Prerequisite Status Blocks
ID-082: ReadOnlyHttpBackend (urllib baseline) In progress (parallel) Bronze assets, all HTTP reads
ID-082: Conformance suite capability gates In progress (parallel) Backend registration
Backend registry entry for "http" Part of ID-082 from_dict() config support

10.2 Already Done

Item Status
ID-075: ext.dagster v1 (IO manager adapter) Shipped in v0.17.0
ext.cache Shipped
ext.observe / ext.otel Shipped
ext.transfer Shipped
ext.arrow / pyarrow_fs Shipped
Store.child() Shipped

10.3 Implementation Order

  1. Wait for ID-082 — HTTP backend with urllib transport
  2. stores.py — Store construction with full composition chain
  3. assets/bronze.py — HTTP → local transfer assets
  4. assets/silver.py — CSV → cleaned Parquet transforms
  5. assets/gold.py — Aggregation assets
  6. definitions.py — Dagster wiring
  7. otel_setup.py — Console exporter config
  8. README.md — Setup and walkthrough
  9. Verify end-to-enddagster dev, materialize all, check OTel output

11. What the Showcase Proves

Claim Evidence
"Unified interface across backends" Same Store API reads from HTTP and writes to local
"Composable extensions" 6 extensions stacked without conflict
"Zero-config backend swap" Change LocalBackend to S3Backend → same pipeline
"Works with real data" Live MeteoSwiss measurements, not synthetic
"Production-grade observability" OTel spans on every operation
"Caching matters" Cache stats prove repeated reads don't re-download
"Dagster integration is thin" 3-line IO manager setup, not a framework rewrite
"Read-only backends are first-class" HTTP backend works naturally in the capability system

12. Risks and Mitigations

Risk Likelihood Impact Mitigation
MeteoSwiss changes URL structure Low Medium Pin known-good URLs in README; add fallback to cached sample data
MeteoSwiss rate-limits or blocks Low Medium ext.cache TTL reduces requests; urllib sends no unusual headers
ID-082 ships with breaking API changes Low Low Showcase is downstream; adapts to final API
CSV format changes (columns, delimiter) Low Medium Silver cleaning code is explicit about expected format; fails loudly
Dagster version incompatibility Medium Low Floor at dagster>=1.9; tested against latest
OTel setup complexity deters users Low Low Console exporter = zero infrastructure; optional section

13. Non-Goals

  • Cloud deployment.

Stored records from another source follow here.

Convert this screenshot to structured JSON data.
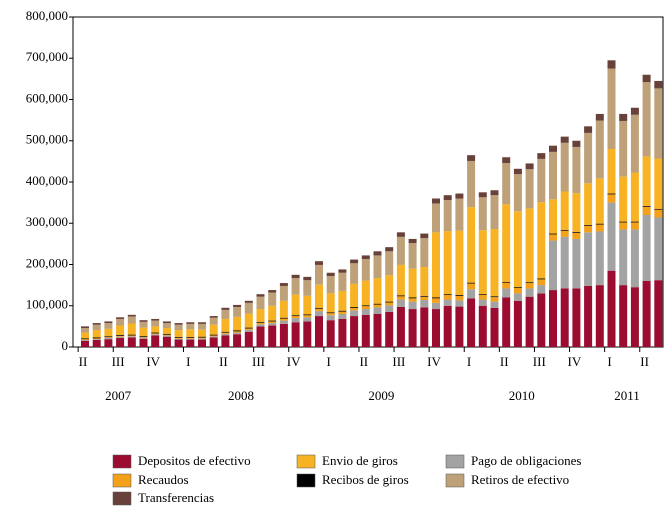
{
  "chart_data": {
    "type": "stacked_bar",
    "categories": [
      null,
      null,
      null,
      null,
      null,
      null,
      null,
      null,
      null,
      null,
      null,
      null,
      null,
      null,
      null,
      null,
      null,
      null,
      null,
      null,
      null,
      null,
      null,
      null,
      null,
      null,
      null,
      null,
      null,
      null,
      null,
      null,
      null,
      null,
      null,
      null,
      null,
      null,
      null,
      null,
      null,
      null,
      null,
      null,
      null,
      null,
      null,
      null,
      null,
      null
    ],
    "quarter_labels": [
      "II",
      "III",
      "IV",
      "I",
      "II",
      "III",
      "IV",
      "I",
      "II",
      "III",
      "IV",
      "I",
      "II",
      "III",
      "IV",
      "I",
      "II"
    ],
    "years": [
      "2007",
      "2008",
      "2009",
      "2010",
      "2011"
    ],
    "ylim": [
      0,
      800000
    ],
    "yticks": [
      0,
      {
        "value": 100000,
        "label": "100,000"
      },
      {
        "value": 200000,
        "label": "200,000"
      },
      {
        "value": 300000,
        "label": "300,000"
      },
      {
        "value": 400000,
        "label": "400,000"
      },
      {
        "value": 500000,
        "label": "500,000"
      },
      {
        "value": 600000,
        "label": "600,000"
      },
      {
        "value": 700000,
        "label": "700,000"
      },
      {
        "value": 800000,
        "label": "800,000"
      }
    ],
    "series": [
      {
        "name": "Depositos de efectivo",
        "color": "#9b0c30",
        "values": [
          15000,
          17000,
          19000,
          22000,
          23000,
          20000,
          28000,
          25000,
          18000,
          18000,
          18000,
          23000,
          28000,
          31000,
          37000,
          50000,
          52000,
          56000,
          60000,
          62000,
          75000,
          65000,
          68000,
          75000,
          78000,
          80000,
          85000,
          97000,
          92000,
          96000,
          92000,
          100000,
          98000,
          118000,
          100000,
          95000,
          120000,
          112000,
          122000,
          130000,
          138000,
          142000,
          142000,
          148000,
          150000,
          185000,
          150000,
          145000,
          160000,
          162000
        ]
      },
      {
        "name": "Pago de obligaciones",
        "color": "#a3a3a3",
        "values": [
          2000,
          2000,
          3000,
          3000,
          3000,
          3000,
          3000,
          3000,
          2000,
          2000,
          3000,
          3000,
          4000,
          4000,
          5000,
          5000,
          6000,
          8000,
          10000,
          10000,
          12000,
          12000,
          12000,
          14000,
          14000,
          16000,
          16000,
          18000,
          18000,
          18000,
          15000,
          15000,
          15000,
          22000,
          15000,
          15000,
          22000,
          18000,
          20000,
          20000,
          120000,
          125000,
          120000,
          130000,
          130000,
          165000,
          135000,
          140000,
          160000,
          152000
        ]
      },
      {
        "name": "Recaudos",
        "color": "#f3a11a",
        "values": [
          2000,
          2000,
          2000,
          2000,
          2000,
          2000,
          2000,
          2000,
          2000,
          2000,
          2000,
          2000,
          3000,
          3000,
          3000,
          4000,
          4000,
          5000,
          5000,
          5000,
          6000,
          5000,
          6000,
          6000,
          7000,
          7000,
          7000,
          8000,
          8000,
          8000,
          11000,
          11000,
          11000,
          14000,
          11000,
          11000,
          14000,
          13000,
          13000,
          14000,
          15000,
          15000,
          15000,
          16000,
          17000,
          20000,
          17000,
          17000,
          20000,
          19000
        ]
      },
      {
        "name": "Recibos de giros",
        "color": "#000000",
        "values": [
          2000,
          2000,
          2000,
          2000,
          2000,
          2000,
          2000,
          2000,
          2000,
          2000,
          2000,
          2000,
          2000,
          2000,
          2000,
          2000,
          2000,
          2000,
          2000,
          2000,
          2000,
          2000,
          2000,
          2000,
          2000,
          2000,
          2000,
          2000,
          2000,
          2000,
          2000,
          2000,
          2000,
          2000,
          2000,
          2000,
          2000,
          2000,
          2000,
          2000,
          2000,
          2000,
          2000,
          2000,
          2000,
          2000,
          2000,
          2000,
          2000,
          2000
        ]
      },
      {
        "name": "Envio de giros",
        "color": "#f7b324",
        "values": [
          14000,
          18000,
          18000,
          23000,
          27000,
          20000,
          15000,
          14000,
          17000,
          19000,
          17000,
          24000,
          31000,
          33000,
          34000,
          31000,
          36000,
          41000,
          50000,
          45000,
          56000,
          46000,
          48000,
          56000,
          60000,
          62000,
          64000,
          74000,
          70000,
          70000,
          158000,
          153000,
          156000,
          183000,
          155000,
          163000,
          188000,
          184000,
          179000,
          185000,
          83000,
          93000,
          94000,
          101000,
          110000,
          108000,
          109000,
          119000,
          120000,
          122000
        ]
      },
      {
        "name": "Retiros de efectivo",
        "color": "#bea179",
        "values": [
          11000,
          13000,
          14000,
          16000,
          17000,
          14000,
          14000,
          12000,
          13000,
          13000,
          14000,
          17000,
          22000,
          24000,
          26000,
          30000,
          32000,
          36000,
          40000,
          38000,
          48000,
          42000,
          44000,
          50000,
          52000,
          55000,
          58000,
          68000,
          62000,
          70000,
          70000,
          75000,
          78000,
          112000,
          80000,
          82000,
          100000,
          90000,
          95000,
          105000,
          115000,
          118000,
          112000,
          122000,
          140000,
          195000,
          135000,
          140000,
          180000,
          170000
        ]
      },
      {
        "name": "Transferencias",
        "color": "#68413a",
        "values": [
          4000,
          4000,
          4000,
          4000,
          4000,
          4000,
          4000,
          4000,
          4000,
          4000,
          4000,
          4000,
          5000,
          5000,
          5000,
          6000,
          6000,
          7000,
          8000,
          8000,
          9000,
          8000,
          8000,
          9000,
          9000,
          10000,
          10000,
          11000,
          10000,
          11000,
          12000,
          12000,
          12000,
          14000,
          12000,
          12000,
          14000,
          13000,
          14000,
          14000,
          15000,
          15000,
          15000,
          16000,
          16000,
          20000,
          17000,
          17000,
          18000,
          18000
        ]
      }
    ]
  }
}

The showcase runs locally. Cloud deployment is the user's problem (and remote-store makes it easy via backend swap).
  • Production-grade error handling. The showcase prioritizes clarity over resilience. No retry loops, no dead-letter queues.
  • Complete MeteoSwiss coverage. Three stations, one granularity. Enough to demonstrate the pattern without overwhelming.
  • Dagster sensors or schedules. Assets are materialized manually via the UI or CLI. Sensor-based triggering is a Dagster concern, not a remote-store one.
  • Performance benchmarking. The showcase is about correctness and composability, not throughput.

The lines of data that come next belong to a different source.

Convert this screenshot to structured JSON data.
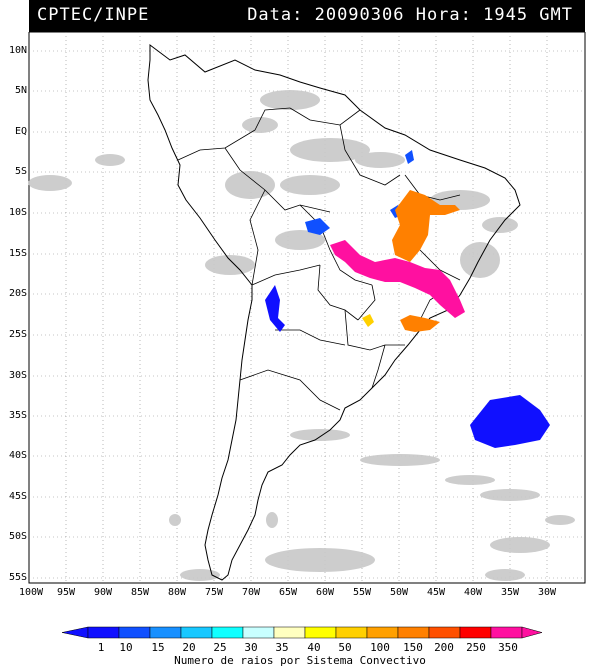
{
  "header": {
    "source": "CPTEC/INPE",
    "datetime": "Data: 20090306 Hora: 1945 GMT"
  },
  "map": {
    "lat_labels": [
      "10N",
      "5N",
      "EQ",
      "5S",
      "10S",
      "15S",
      "20S",
      "25S",
      "30S",
      "35S",
      "40S",
      "45S",
      "50S",
      "55S"
    ],
    "lon_labels": [
      "100W",
      "95W",
      "90W",
      "85W",
      "80W",
      "75W",
      "70W",
      "65W",
      "60W",
      "55W",
      "50W",
      "45W",
      "40W",
      "35W",
      "30W"
    ],
    "colors": {
      "cloud": "#c8c8c8",
      "grid": "#8c8c8c",
      "border": "#000000"
    }
  },
  "colorbar": {
    "labels": [
      "1",
      "10",
      "15",
      "20",
      "25",
      "30",
      "35",
      "40",
      "50",
      "100",
      "150",
      "200",
      "250",
      "350"
    ],
    "colors": [
      "#1010ff",
      "#1050ff",
      "#1890ff",
      "#18c8ff",
      "#10ffff",
      "#c8ffff",
      "#ffffc0",
      "#ffff00",
      "#ffd000",
      "#ffa000",
      "#ff8000",
      "#ff5000",
      "#ff0000",
      "#ff10a0"
    ],
    "title": "Numero de raios por Sistema Convectivo"
  }
}
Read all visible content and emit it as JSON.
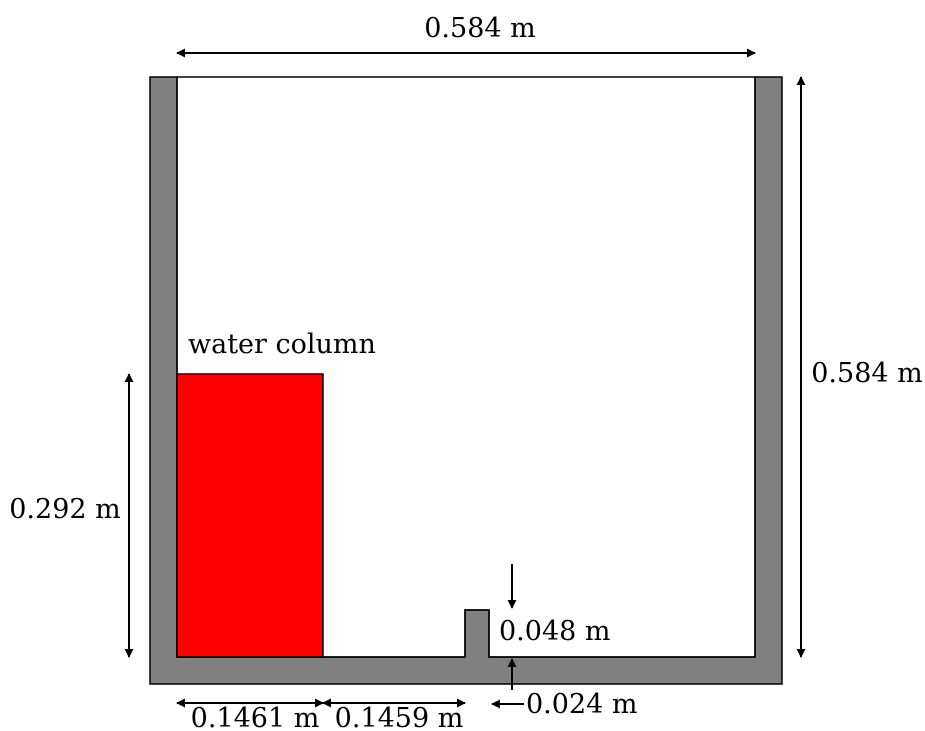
{
  "colors": {
    "wall": "#808080",
    "water": "#ff0000",
    "line": "#000000",
    "background": "#ffffff"
  },
  "labels": {
    "tank_width": "0.584 m",
    "tank_height": "0.584 m",
    "water_column": "water column",
    "water_height": "0.292 m",
    "water_width": "0.1461 m",
    "gap_to_obstacle": "0.1459 m",
    "obstacle_height": "0.048 m",
    "obstacle_width": "0.024 m"
  }
}
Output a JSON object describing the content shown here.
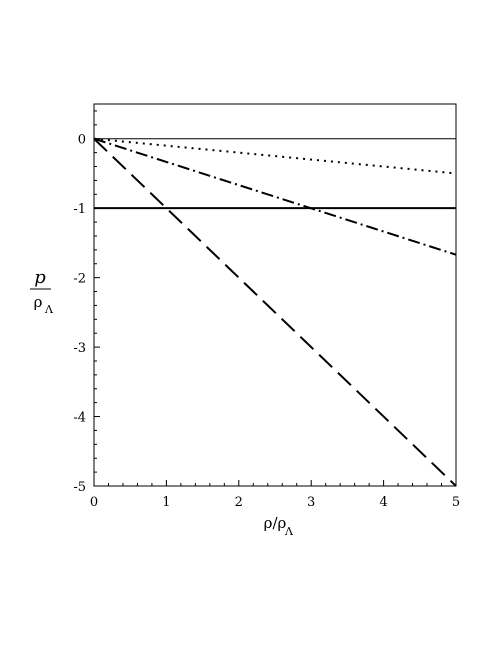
{
  "chart_data": {
    "type": "line",
    "title": "",
    "xlabel": "ρ/ρ",
    "xlabel_sub": "Λ",
    "ylabel_num": "p",
    "ylabel_den": "ρ",
    "ylabel_den_sub": "Λ",
    "xlim": [
      0,
      5
    ],
    "ylim": [
      -5,
      0.5
    ],
    "xticks": [
      0,
      1,
      2,
      3,
      4,
      5
    ],
    "yticks": [
      0,
      -1,
      -2,
      -3,
      -4,
      -5
    ],
    "grid": false,
    "legend": "none",
    "series": [
      {
        "style": "dotted",
        "x": [
          0,
          5
        ],
        "y": [
          0,
          -0.5
        ]
      },
      {
        "style": "dashdot",
        "x": [
          0,
          5
        ],
        "y": [
          0,
          -1.67
        ]
      },
      {
        "style": "dashed",
        "x": [
          0,
          5
        ],
        "y": [
          0,
          -5
        ]
      },
      {
        "style": "solid",
        "x": [
          0,
          5
        ],
        "y": [
          -1,
          -1
        ]
      }
    ],
    "zero_line": 0
  }
}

14. Relationship to Existing Notebook

The existing 04_data_lake_medallion.ipynb and this showcase are complementary:

Aspect Notebook Showcase
Orchestration None (imperative cells) Dagster asset graph
Data source Synthetic (generated in code) Live HTTP (MeteoSwiss)
Backend MemoryBackend HTTP (source) + Local (lake)
Extensions used ext.arrow ext.cache, ext.observe, ext.otel, ext.transfer, ext.arrow, ext.dagster
Network I/O None Real HTTP requests
Prerequisites pip install "remote-store[arrow]" polars duckdb pip install "remote-store[dagster,arrow,otel]" polars dagster-webserver
Audience "What is medallion + remote-store?" "How does remote-store work in a real pipeline?"

The notebook is the tutorial. The showcase is the proof.